Published online Aug 15, 2018. doi: 10.4251/wjgo.v10.i8.202
Peer-review started: March 30, 2018
First decision: April 23, 2018
Revised: June 19, 2018
Accepted: June 27, 2018
Article in press: June 27, 2018
Published online: August 15, 2018
Despite the availability of potent chemotherapy regimens, such as 5-fluorouracil, folinic acid, irinotecan, and oxaliplatin (FOLFIRINOX) and nab-paclitaxel plus gemcitabine, treatment outcomes in metastatic pancreatic cancer (PC) remain unsatisfactory. The presence of an abundant fibrous stroma in PC is considered a crucial factor for its unfavorable condition. Apparently, stroma acts as a physical barrier to restrict intratumoral cytotoxic drug penetration and creates a hypoxic environment that reduces the efficacy of radiotherapy. In addition, stroma plays a vital supportive role in the development and progression of PC, which has prompted researchers to assess the potential benefits of agents targeting several cellular (e.g., stellate cells) and acellular (e.g., hyaluronan) elements of the stroma. This study aims to briefly review the primary structural properties of PC stroma and its interaction with cancer cells and summarize the current status of anti-stromal therapies in the management of metastatic PC.

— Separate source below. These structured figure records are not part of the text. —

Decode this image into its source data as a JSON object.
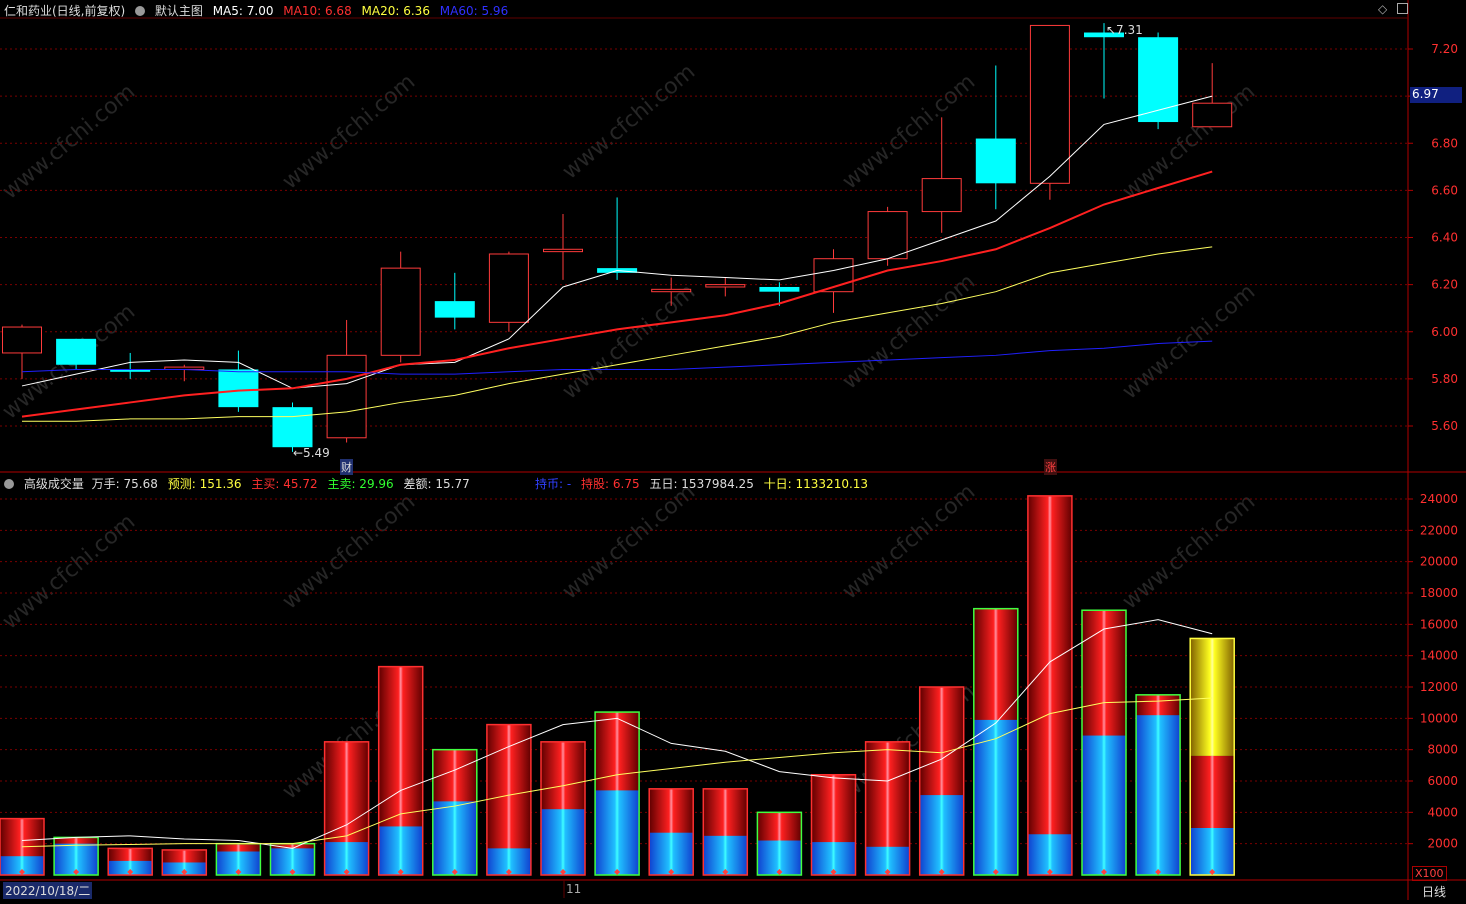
{
  "price_header": {
    "title": "仁和药业(日线,前复权)",
    "template": "默认主图",
    "ma5": "MA5: 7.00",
    "ma10": "MA10: 6.68",
    "ma20": "MA20: 6.36",
    "ma60": "MA60: 5.96"
  },
  "volume_header": {
    "title": "高级成交量",
    "wanshou": "万手: 75.68",
    "forecast": "预测: 151.36",
    "buy": "主买: 45.72",
    "sell": "主卖: 29.96",
    "diff": "差额: 15.77",
    "lockcoin": "持币: -",
    "holdshare": "持股: 6.75",
    "five": "五日: 1537984.25",
    "ten": "十日: 1133210.13"
  },
  "footer": {
    "date": "2022/10/18/二",
    "month_mark": "11",
    "period": "日线",
    "multiplier": "X100"
  },
  "markers": {
    "cai": "财",
    "zhang": "涨",
    "high_label": "7.31",
    "low_label": "5.49",
    "current_price": "6.97"
  },
  "watermark": "www.cfchi.com",
  "colors": {
    "up": "#ff3b3b",
    "down": "#00ffff",
    "ma5": "#ffffff",
    "ma10": "#ff2020",
    "ma20": "#ffff60",
    "ma60": "#2020ff",
    "grid": "#7a0000"
  },
  "chart_data": [
    {
      "type": "candlestick",
      "ylim": [
        5.4,
        7.4
      ],
      "y_ticks": [
        5.6,
        5.8,
        6.0,
        6.2,
        6.4,
        6.6,
        6.8,
        7.0,
        7.2
      ],
      "candles": [
        {
          "o": 5.91,
          "c": 6.02,
          "h": 6.03,
          "l": 5.8
        },
        {
          "o": 5.97,
          "c": 5.86,
          "h": 5.97,
          "l": 5.84
        },
        {
          "o": 5.84,
          "c": 5.83,
          "h": 5.91,
          "l": 5.8
        },
        {
          "o": 5.84,
          "c": 5.85,
          "h": 5.86,
          "l": 5.79
        },
        {
          "o": 5.84,
          "c": 5.68,
          "h": 5.92,
          "l": 5.66
        },
        {
          "o": 5.68,
          "c": 5.51,
          "h": 5.7,
          "l": 5.49
        },
        {
          "o": 5.55,
          "c": 5.9,
          "h": 6.05,
          "l": 5.53
        },
        {
          "o": 5.9,
          "c": 6.27,
          "h": 6.34,
          "l": 5.87
        },
        {
          "o": 6.13,
          "c": 6.06,
          "h": 6.25,
          "l": 6.01
        },
        {
          "o": 6.04,
          "c": 6.33,
          "h": 6.34,
          "l": 6.0
        },
        {
          "o": 6.34,
          "c": 6.35,
          "h": 6.5,
          "l": 6.22
        },
        {
          "o": 6.27,
          "c": 6.25,
          "h": 6.57,
          "l": 6.22
        },
        {
          "o": 6.17,
          "c": 6.18,
          "h": 6.23,
          "l": 6.11
        },
        {
          "o": 6.19,
          "c": 6.2,
          "h": 6.23,
          "l": 6.15
        },
        {
          "o": 6.19,
          "c": 6.17,
          "h": 6.21,
          "l": 6.11
        },
        {
          "o": 6.17,
          "c": 6.31,
          "h": 6.35,
          "l": 6.08
        },
        {
          "o": 6.31,
          "c": 6.51,
          "h": 6.53,
          "l": 6.28
        },
        {
          "o": 6.51,
          "c": 6.65,
          "h": 6.91,
          "l": 6.42
        },
        {
          "o": 6.82,
          "c": 6.63,
          "h": 7.13,
          "l": 6.52
        },
        {
          "o": 6.63,
          "c": 7.3,
          "h": 7.3,
          "l": 6.56
        },
        {
          "o": 7.27,
          "c": 7.25,
          "h": 7.31,
          "l": 6.99
        },
        {
          "o": 7.25,
          "c": 6.89,
          "h": 7.27,
          "l": 6.86
        },
        {
          "o": 6.87,
          "c": 6.97,
          "h": 7.14,
          "l": 6.87
        }
      ],
      "series": [
        {
          "name": "MA5",
          "values": [
            5.77,
            5.82,
            5.87,
            5.88,
            5.87,
            5.76,
            5.78,
            5.86,
            5.87,
            5.97,
            6.19,
            6.26,
            6.24,
            6.23,
            6.22,
            6.26,
            6.31,
            6.39,
            6.47,
            6.66,
            6.88,
            6.94,
            7.0
          ]
        },
        {
          "name": "MA10",
          "values": [
            5.64,
            5.67,
            5.7,
            5.73,
            5.75,
            5.76,
            5.8,
            5.86,
            5.88,
            5.93,
            5.97,
            6.01,
            6.04,
            6.07,
            6.12,
            6.19,
            6.26,
            6.3,
            6.35,
            6.44,
            6.54,
            6.61,
            6.68
          ]
        },
        {
          "name": "MA20",
          "values": [
            5.62,
            5.62,
            5.63,
            5.63,
            5.64,
            5.64,
            5.66,
            5.7,
            5.73,
            5.78,
            5.82,
            5.86,
            5.9,
            5.94,
            5.98,
            6.04,
            6.08,
            6.12,
            6.17,
            6.25,
            6.29,
            6.33,
            6.36
          ]
        },
        {
          "name": "MA60",
          "values": [
            5.83,
            5.84,
            5.84,
            5.84,
            5.83,
            5.83,
            5.83,
            5.82,
            5.82,
            5.83,
            5.84,
            5.84,
            5.84,
            5.85,
            5.86,
            5.87,
            5.88,
            5.89,
            5.9,
            5.92,
            5.93,
            5.95,
            5.96
          ]
        }
      ]
    },
    {
      "type": "bar",
      "unit_multiplier": "X100",
      "ylim": [
        0,
        25000
      ],
      "y_ticks": [
        2000,
        4000,
        6000,
        8000,
        10000,
        12000,
        14000,
        16000,
        18000,
        20000,
        22000,
        24000
      ],
      "volumes": [
        3600,
        2400,
        1700,
        1600,
        2000,
        2000,
        8500,
        13300,
        8000,
        9600,
        8500,
        10400,
        5500,
        5500,
        4000,
        6400,
        8500,
        12000,
        17000,
        24200,
        16900,
        11500,
        15100
      ],
      "main_sell": [
        1200,
        2000,
        900,
        800,
        1500,
        1700,
        2100,
        3100,
        4700,
        1700,
        4200,
        5400,
        2700,
        2500,
        2200,
        2100,
        1800,
        5100,
        9900,
        2600,
        8900,
        10200,
        3000
      ],
      "up_day": [
        true,
        false,
        true,
        true,
        false,
        false,
        true,
        true,
        false,
        true,
        true,
        false,
        true,
        true,
        false,
        true,
        true,
        true,
        false,
        true,
        false,
        false,
        true
      ],
      "forecast_extra": [
        0,
        0,
        0,
        0,
        0,
        0,
        0,
        0,
        0,
        0,
        0,
        0,
        0,
        0,
        0,
        0,
        0,
        0,
        0,
        0,
        0,
        0,
        7500
      ],
      "series": [
        {
          "name": "五日",
          "values": [
            2200,
            2400,
            2500,
            2300,
            2200,
            1700,
            3200,
            5400,
            6700,
            8200,
            9600,
            10000,
            8400,
            7900,
            6600,
            6200,
            6000,
            7400,
            9700,
            13600,
            15700,
            16300,
            15400
          ]
        },
        {
          "name": "十日",
          "values": [
            1800,
            1900,
            1950,
            2000,
            2000,
            2000,
            2500,
            3900,
            4400,
            5100,
            5700,
            6400,
            6800,
            7200,
            7500,
            7800,
            8000,
            7800,
            8700,
            10300,
            11000,
            11100,
            11300
          ]
        }
      ]
    }
  ]
}
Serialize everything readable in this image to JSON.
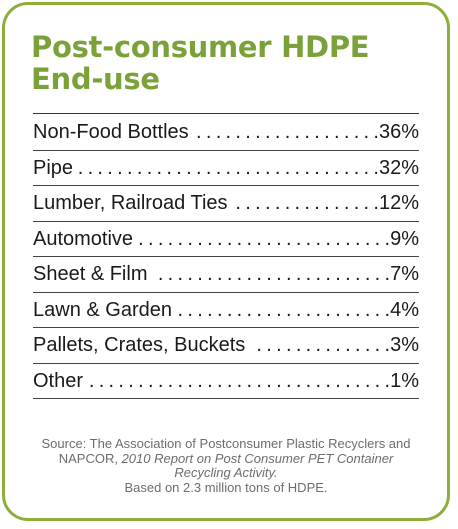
{
  "title_line1": "Post-consumer HDPE",
  "title_line2": "End-use",
  "rows": [
    {
      "label": "Non-Food Bottles",
      "value": ".36%"
    },
    {
      "label": "Pipe",
      "value": ".32%"
    },
    {
      "label": "Lumber, Railroad Ties",
      "value": ".12%"
    },
    {
      "label": "Automotive",
      "value": ".9%"
    },
    {
      "label": "Sheet & Film",
      "value": ".7%"
    },
    {
      "label": "Lawn & Garden",
      "value": ".4%"
    },
    {
      "label": "Pallets, Crates, Buckets",
      "value": ".3%"
    },
    {
      "label": "Other",
      "value": ".1%"
    }
  ],
  "source": {
    "prefix": "Source: The Association of Postconsumer Plastic Recyclers and NAPCOR, ",
    "report": "2010 Report on Post Consumer PET Container Recycling Activity.",
    "suffix": "Based on 2.3 million tons of HDPE."
  },
  "colors": {
    "accent": "#7ba23a",
    "border": "#8cae3b"
  }
}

Core tip: The primary characteristic of pancreatic adenocarcinoma is the presence of an extensive desmoplastic stroma around neoplastic cells. In this study, we aim to briefly review the primary structural properties of pancreatic cancer (PC) stroma and its interaction with cancer cells and summarize the current status of anti-stromal therapies in the management of metastatic PC.